Hard to doubt it when that tire iron, jewelry, and money were there. Let’s just ignore the whole illegal immigrant with a prison record and false papers thing. These were stand-up guys.
Either way, Ms. Storey said, they did not deserve to die. “We saw they were doing the crime; we can’t dispute that,” she said. “I’m not saying they were saints, but I’m sure they’d prefer to be behind bars than dead.”
This goes to having more concern what the criminals would prefer instead of the right to protect ourselves from criminals. This whole soft on the criminals thing carries over into the courtroom and the entire justice system.
There is a move against the death penalty even in extreme cases right now. Opponents of the death penalty claim it is not a deterrant against violent crime. It is a deterrant, but how do you measure how many people DID NOT murder anyone because they were afraid of the death penalty?
How many prosecutors have been able to use the death penalty to get someone to give them information by offering to not seek the death penalty in return for information they need to solve more serious cases and arrest more murderers?
This is directly related to the attacks on laws that are on the books that allow citizens to defend themselves, their families, and their property. The right to keep and bear arms is in the constitution and those who oppose that right are against the constitution, plain and simple.

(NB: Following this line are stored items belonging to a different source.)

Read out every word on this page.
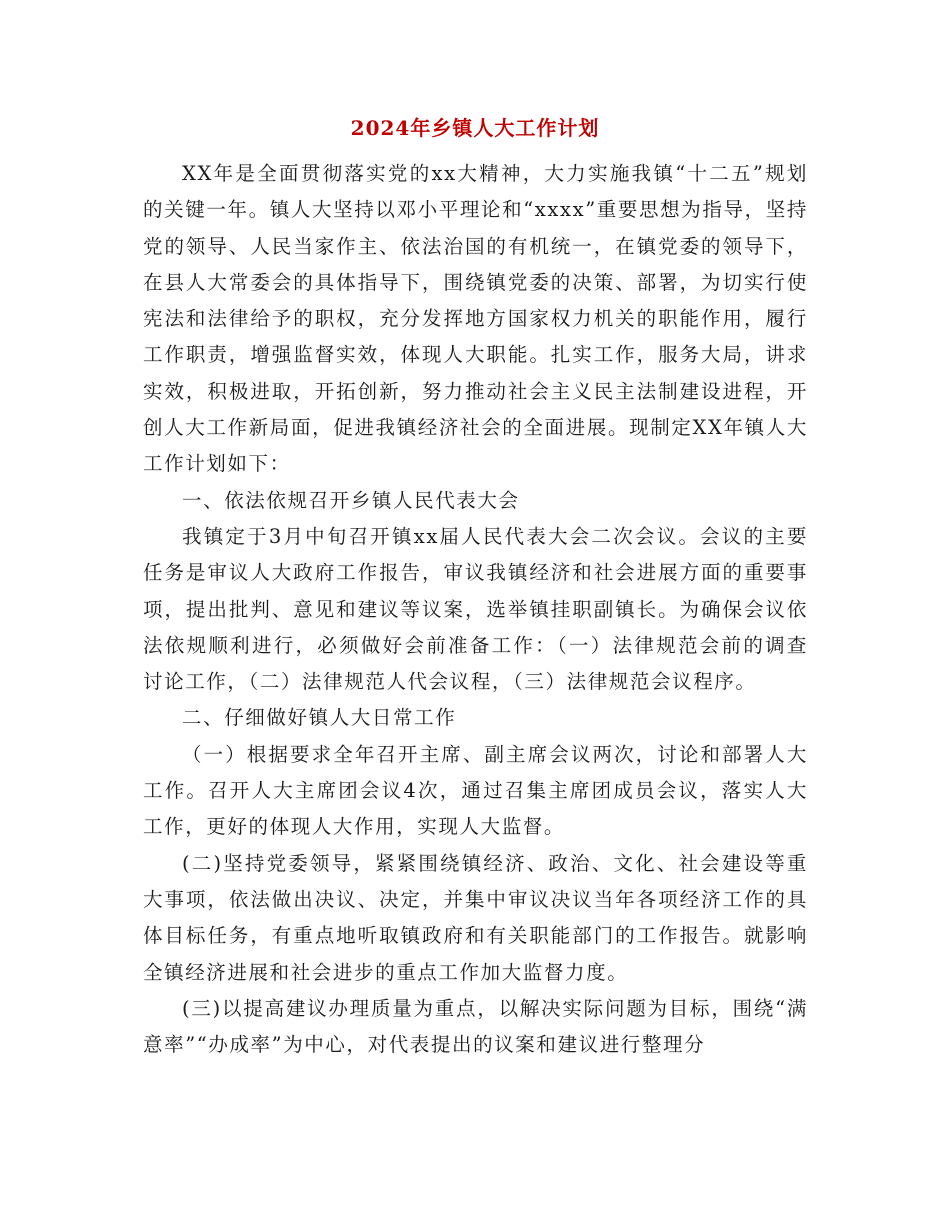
2024年乡镇人大工作计划

XX年是全面贯彻落实党的xx大精神，大力实施我镇“十二五”规划的关键一年。镇人大坚持以邓小平理论和“xxxx”重要思想为指导，坚持党的领导、人民当家作主、依法治国的有机统一，在镇党委的领导下，在县人大常委会的具体指导下，围绕镇党委的决策、部署，为切实行使宪法和法律给予的职权，充分发挥地方国家权力机关的职能作用，履行工作职责，增强监督实效，体现人大职能。扎实工作，服务大局，讲求实效，积极进取，开拓创新，努力推动社会主义民主法制建设进程，开创人大工作新局面，促进我镇经济社会的全面进展。现制定XX年镇人大工作计划如下：

一、依法依规召开乡镇人民代表大会

我镇定于3月中旬召开镇xx届人民代表大会二次会议。会议的主要任务是审议人大政府工作报告，审议我镇经济和社会进展方面的重要事项，提出批判、意见和建议等议案，选举镇挂职副镇长。为确保会议依法依规顺利进行，必须做好会前准备工作：（一）法律规范会前的调查讨论工作，（二）法律规范人代会议程，（三）法律规范会议程序。

二、仔细做好镇人大日常工作

（一）根据要求全年召开主席、副主席会议两次，讨论和部署人大工作。召开人大主席团会议4次，通过召集主席团成员会议，落实人大工作，更好的体现人大作用，实现人大监督。

(二)坚持党委领导，紧紧围绕镇经济、政治、文化、社会建设等重大事项，依法做出决议、决定，并集中审议决议当年各项经济工作的具体目标任务，有重点地听取镇政府和有关职能部门的工作报告。就影响全镇经济进展和社会进步的重点工作加大监督力度。

(三)以提高建议办理质量为重点，以解决实际问题为目标，围绕“满意率”“办成率”为中心，对代表提出的议案和建议进行整理分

I personally think Joe Horn could have used more restraint in this case. The police arrived just as he was firing his gun. In this case the criminals would have likely been caught without his action.
But to use this case to try and convince people that laws that allow us to protect ourselves should be appealed is ridiculous. If you are a criminal and in the process of committing a crime and you get shot, I find it very hard to feel sorry for you.